Arizona governor signs bill stocked with tax exemptions for businesses and public

PHOENIX (AP) -- A bill that began its life as a small tax break for companies that rent ignition interlock devices for people with DUI convictions but ended up as a catch-all for tax breaks that Arizona lawmakers could find no other place to stash in the Legislature's final hours is now law.

Arizona Gov. Jan Brewer signed SB 1179 sponsored by Sen. Steve Yarbrough, R-Chandler, on Thursday. It exempts interlock companies from the state's sales tax on rentals. State auditors at the Department of Revenue required the companies to begin paying tax several years ago, and they went to the Legislature to get an exemption. They argued that they don't really rent the devices and the Legislature agreed.

The state estimates the loss in yearly tax revenue at about $600,000.

As lawmakers rushed to adjournment last week, those with bills that had languished looked for places for them to land. House members with tax breaks in mind found SB1179, adding four amendments in the late-night hours of June 13.

The bill was amended to exempt a company that sells energy drinks that also was hit with an unexpected tax and a large fine and to do the same for destination management companies that broker travel arrangements.

Rep. Tom Forese, R-Chandler, said he put those two provisions into the bill at the last minute to right a wrong.

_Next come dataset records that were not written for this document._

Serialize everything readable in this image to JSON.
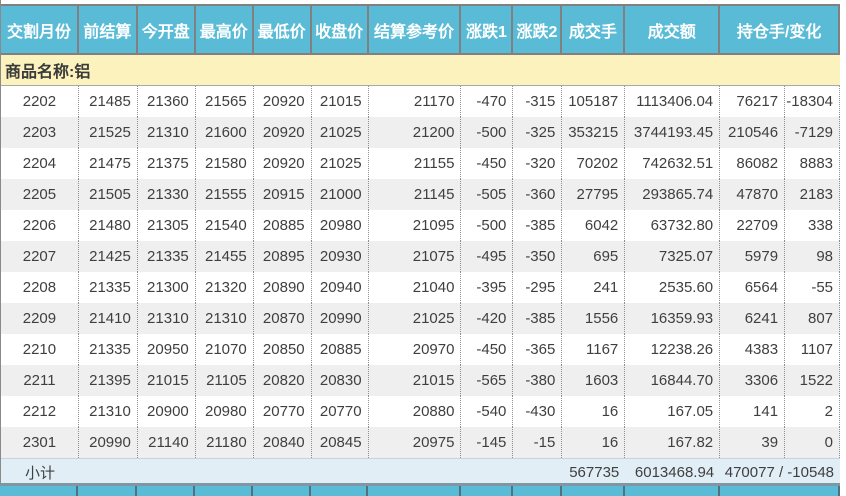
{
  "colors": {
    "header_bg": "#5ABBD6",
    "product_row_bg": "#FCF2BE",
    "subtotal_bg": "#E1EEF6",
    "alt_row_bg": "#EFEFEF",
    "header_text": "#FFFFFF",
    "body_text": "#3F3F3F"
  },
  "table": {
    "header_labels": [
      "交割月份",
      "前结算",
      "今开盘",
      "最高价",
      "最低价",
      "收盘价",
      "结算参考价",
      "涨跌1",
      "涨跌2",
      "成交手",
      "成交额",
      "持仓手/变化"
    ],
    "product_row": {
      "label": "商品名称:铝"
    },
    "rows": [
      [
        "2202",
        "21485",
        "21360",
        "21565",
        "20920",
        "21015",
        "21170",
        "-470",
        "-315",
        "105187",
        "1113406.04",
        "76217",
        "-18304"
      ],
      [
        "2203",
        "21525",
        "21310",
        "21600",
        "20920",
        "21025",
        "21200",
        "-500",
        "-325",
        "353215",
        "3744193.45",
        "210546",
        "-7129"
      ],
      [
        "2204",
        "21475",
        "21375",
        "21580",
        "20920",
        "21025",
        "21155",
        "-450",
        "-320",
        "70202",
        "742632.51",
        "86082",
        "8883"
      ],
      [
        "2205",
        "21505",
        "21330",
        "21555",
        "20915",
        "21000",
        "21145",
        "-505",
        "-360",
        "27795",
        "293865.74",
        "47870",
        "2183"
      ],
      [
        "2206",
        "21480",
        "21305",
        "21540",
        "20885",
        "20980",
        "21095",
        "-500",
        "-385",
        "6042",
        "63732.80",
        "22709",
        "338"
      ],
      [
        "2207",
        "21425",
        "21335",
        "21455",
        "20895",
        "20930",
        "21075",
        "-495",
        "-350",
        "695",
        "7325.07",
        "5979",
        "98"
      ],
      [
        "2208",
        "21335",
        "21300",
        "21320",
        "20890",
        "20940",
        "21040",
        "-395",
        "-295",
        "241",
        "2535.60",
        "6564",
        "-55"
      ],
      [
        "2209",
        "21410",
        "21310",
        "21310",
        "20870",
        "20990",
        "21025",
        "-420",
        "-385",
        "1556",
        "16359.93",
        "6241",
        "807"
      ],
      [
        "2210",
        "21335",
        "20950",
        "21070",
        "20850",
        "20885",
        "20970",
        "-450",
        "-365",
        "1167",
        "12238.26",
        "4383",
        "1107"
      ],
      [
        "2211",
        "21395",
        "21015",
        "21105",
        "20820",
        "20830",
        "21015",
        "-565",
        "-380",
        "1603",
        "16844.70",
        "3306",
        "1522"
      ],
      [
        "2212",
        "21310",
        "20900",
        "20980",
        "20770",
        "20770",
        "20880",
        "-540",
        "-430",
        "16",
        "167.05",
        "141",
        "2"
      ],
      [
        "2301",
        "20990",
        "21140",
        "21180",
        "20840",
        "20845",
        "20975",
        "-145",
        "-15",
        "16",
        "167.82",
        "39",
        "0"
      ]
    ],
    "subtotal": {
      "label": "小计",
      "volume": "567735",
      "turnover": "6013468.94",
      "open_interest_change": "470077 / -10548"
    }
  }
}
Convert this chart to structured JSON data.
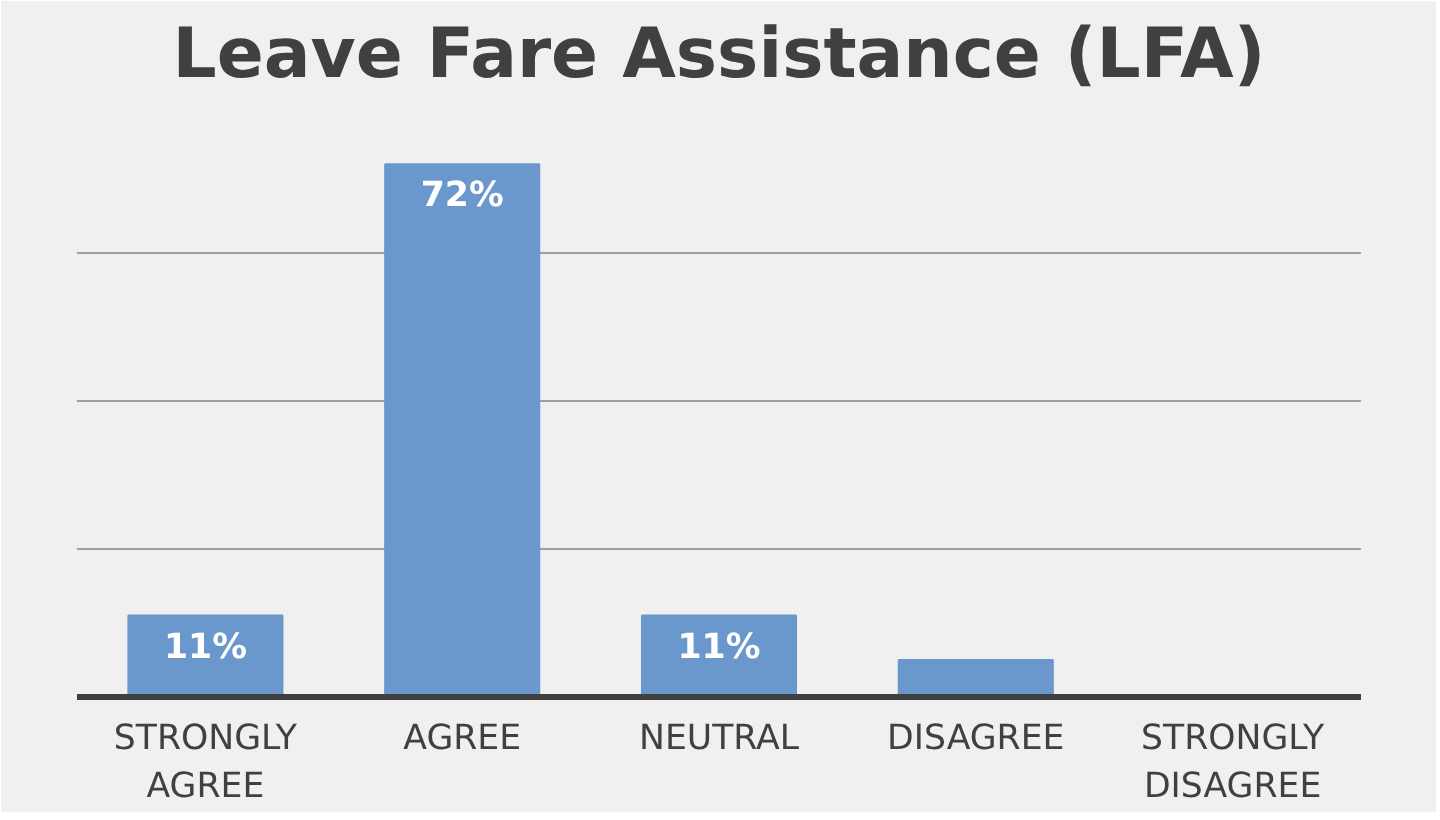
{
  "chart_data": {
    "type": "bar",
    "title": "Leave Fare Assistance (LFA)",
    "categories": [
      "STRONGLY AGREE",
      "AGREE",
      "NEUTRAL",
      "DISAGREE",
      "STRONGLY DISAGREE"
    ],
    "values": [
      11,
      72,
      11,
      5,
      0
    ],
    "value_labels": [
      "11%",
      "72%",
      "11%",
      null,
      null
    ],
    "color": "#6a98cc",
    "ylim": [
      0,
      80
    ],
    "yticks": [
      {
        "value": 20,
        "label": null
      },
      {
        "value": 40,
        "label": null
      },
      {
        "value": 60,
        "label": null
      }
    ],
    "grid": "y",
    "tick_labels": "x"
  }
}
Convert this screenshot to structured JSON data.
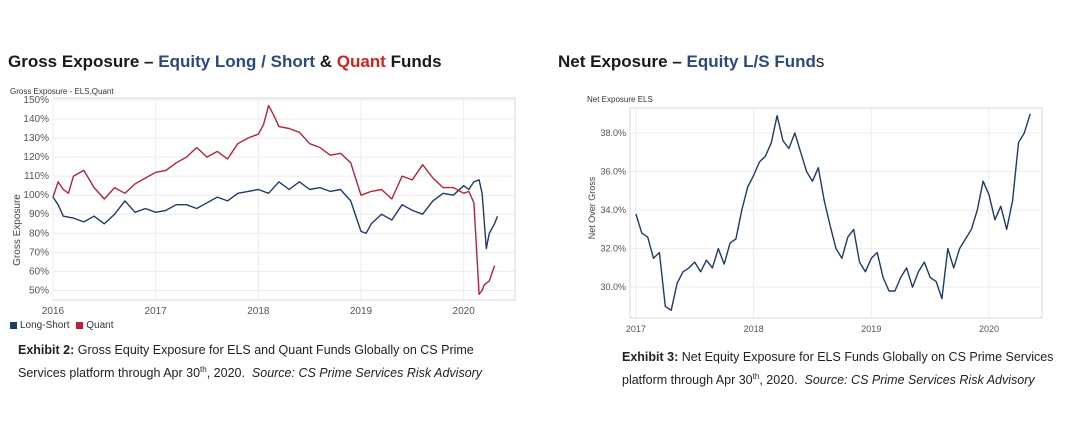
{
  "left": {
    "headline_parts": [
      "Gross Exposure",
      " – ",
      "Equity Long / Short",
      " & ",
      "Quant",
      " Funds"
    ],
    "caption": {
      "label": "Exhibit 2:",
      "text": " Gross Equity Exposure for ELS and Quant Funds Globally on CS Prime Services platform through Apr 30",
      "sup": "th",
      "text2": ", 2020.",
      "source": "Source: CS Prime Services Risk Advisory"
    }
  },
  "right": {
    "headline_parts": [
      "Net Exposure",
      " – ",
      "Equity L/S Fund",
      "s"
    ],
    "caption": {
      "label": "Exhibit 3:",
      "text": " Net Equity Exposure for ELS Funds Globally on CS Prime Services platform through Apr 30",
      "sup": "th",
      "text2": ", 2020.",
      "source": "Source: CS Prime Services Risk Advisory"
    }
  },
  "chart_data": [
    {
      "type": "line",
      "title": "Gross Exposure - ELS,Quant",
      "ylabel": "Gross Exposure",
      "xlabel": "",
      "x_ticks": [
        "2016",
        "2017",
        "2018",
        "2019",
        "2020"
      ],
      "y_ticks": [
        "50%",
        "60%",
        "70%",
        "80%",
        "90%",
        "100%",
        "110%",
        "120%",
        "130%",
        "140%",
        "150%"
      ],
      "xlim": [
        2016.0,
        2020.5
      ],
      "ylim": [
        45,
        151
      ],
      "legend_position": "bottom-left",
      "series": [
        {
          "name": "Long-Short",
          "color": "#1f3b67",
          "x": [
            2016.0,
            2016.05,
            2016.1,
            2016.2,
            2016.3,
            2016.4,
            2016.5,
            2016.6,
            2016.7,
            2016.8,
            2016.9,
            2017.0,
            2017.1,
            2017.2,
            2017.3,
            2017.4,
            2017.5,
            2017.6,
            2017.7,
            2017.8,
            2017.9,
            2018.0,
            2018.1,
            2018.2,
            2018.3,
            2018.4,
            2018.5,
            2018.6,
            2018.7,
            2018.8,
            2018.9,
            2019.0,
            2019.05,
            2019.1,
            2019.2,
            2019.3,
            2019.4,
            2019.5,
            2019.6,
            2019.7,
            2019.8,
            2019.9,
            2020.0,
            2020.05,
            2020.1,
            2020.15,
            2020.18,
            2020.22,
            2020.25,
            2020.3,
            2020.33
          ],
          "y": [
            99,
            95,
            89,
            88,
            86,
            89,
            85,
            90,
            97,
            91,
            93,
            91,
            92,
            95,
            95,
            93,
            96,
            99,
            97,
            101,
            102,
            103,
            101,
            107,
            103,
            107,
            103,
            104,
            102,
            103,
            97,
            81,
            80,
            85,
            90,
            87,
            95,
            92,
            90,
            97,
            101,
            100,
            105,
            103,
            107,
            108,
            101,
            72,
            80,
            85,
            89
          ]
        },
        {
          "name": "Quant",
          "color": "#b3243a",
          "x": [
            2016.0,
            2016.05,
            2016.1,
            2016.15,
            2016.2,
            2016.3,
            2016.4,
            2016.5,
            2016.6,
            2016.7,
            2016.8,
            2016.9,
            2017.0,
            2017.1,
            2017.2,
            2017.3,
            2017.4,
            2017.5,
            2017.6,
            2017.7,
            2017.8,
            2017.9,
            2018.0,
            2018.05,
            2018.1,
            2018.15,
            2018.2,
            2018.3,
            2018.4,
            2018.5,
            2018.6,
            2018.7,
            2018.8,
            2018.9,
            2019.0,
            2019.1,
            2019.2,
            2019.3,
            2019.4,
            2019.5,
            2019.6,
            2019.7,
            2019.8,
            2019.9,
            2020.0,
            2020.05,
            2020.1,
            2020.15,
            2020.18,
            2020.2,
            2020.25,
            2020.3
          ],
          "y": [
            99,
            107,
            103,
            101,
            110,
            113,
            104,
            98,
            104,
            101,
            106,
            109,
            112,
            113,
            117,
            120,
            125,
            120,
            123,
            119,
            127,
            130,
            132,
            137,
            147,
            142,
            136,
            135,
            133,
            127,
            125,
            121,
            122,
            117,
            100,
            102,
            103,
            98,
            110,
            108,
            116,
            109,
            104,
            104,
            101,
            102,
            96,
            48,
            50,
            53,
            55,
            63
          ]
        }
      ]
    },
    {
      "type": "line",
      "title": "Net Exposure ELS",
      "ylabel": "Net Over Gross",
      "xlabel": "",
      "x_ticks": [
        "2017",
        "2018",
        "2019",
        "2020"
      ],
      "y_ticks": [
        "30.0%",
        "32.0%",
        "34.0%",
        "36.0%",
        "38.0%"
      ],
      "xlim": [
        2016.95,
        2020.45
      ],
      "ylim": [
        28.4,
        39.3
      ],
      "series": [
        {
          "name": "",
          "color": "#1f3b67",
          "x": [
            2017.0,
            2017.05,
            2017.1,
            2017.15,
            2017.2,
            2017.25,
            2017.3,
            2017.35,
            2017.4,
            2017.45,
            2017.5,
            2017.55,
            2017.6,
            2017.65,
            2017.7,
            2017.75,
            2017.8,
            2017.85,
            2017.9,
            2017.95,
            2018.0,
            2018.05,
            2018.1,
            2018.15,
            2018.2,
            2018.25,
            2018.3,
            2018.35,
            2018.4,
            2018.45,
            2018.5,
            2018.55,
            2018.6,
            2018.65,
            2018.7,
            2018.75,
            2018.8,
            2018.85,
            2018.9,
            2018.95,
            2019.0,
            2019.05,
            2019.1,
            2019.15,
            2019.2,
            2019.25,
            2019.3,
            2019.35,
            2019.4,
            2019.45,
            2019.5,
            2019.55,
            2019.6,
            2019.65,
            2019.7,
            2019.75,
            2019.8,
            2019.85,
            2019.9,
            2019.95,
            2020.0,
            2020.05,
            2020.1,
            2020.15,
            2020.2,
            2020.25,
            2020.3,
            2020.35
          ],
          "y": [
            33.8,
            32.8,
            32.6,
            31.5,
            31.8,
            29.0,
            28.8,
            30.2,
            30.8,
            31.0,
            31.3,
            30.8,
            31.4,
            31.0,
            32.0,
            31.2,
            32.3,
            32.5,
            34.0,
            35.2,
            35.8,
            36.5,
            36.8,
            37.5,
            38.9,
            37.6,
            37.2,
            38.0,
            37.0,
            36.0,
            35.5,
            36.2,
            34.5,
            33.2,
            32.0,
            31.5,
            32.6,
            33.0,
            31.3,
            30.8,
            31.5,
            31.8,
            30.5,
            29.8,
            29.8,
            30.5,
            31.0,
            30.0,
            30.8,
            31.3,
            30.5,
            30.3,
            29.4,
            32.0,
            31.0,
            32.0,
            32.5,
            33.0,
            34.0,
            35.5,
            34.8,
            33.5,
            34.2,
            33.0,
            34.5,
            37.5,
            38.0,
            39.0
          ]
        }
      ]
    }
  ]
}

"This is the tale of two DOR abuses," Forese said. "DOR is predatory on small businesses."

Another provision allows people who don't itemize to take charitable deductions, a change that is expected to cut state revenue by $19 million. Yet another greatly increases deductions for college savings accounts, from $750 to $2,000 for a single individual or head of household and from $1,500 to $4,000 for married couples filing jointly. That will cost the state nearly $4 million in yearly revenue.

Biofuel manufacturers also got a big break, extending a property tax cut set to expire in 2016 until 2023.

The Republican-controlled Legislature wasn't split on the issue, with the Senate and House voting unanimously to pass the bill.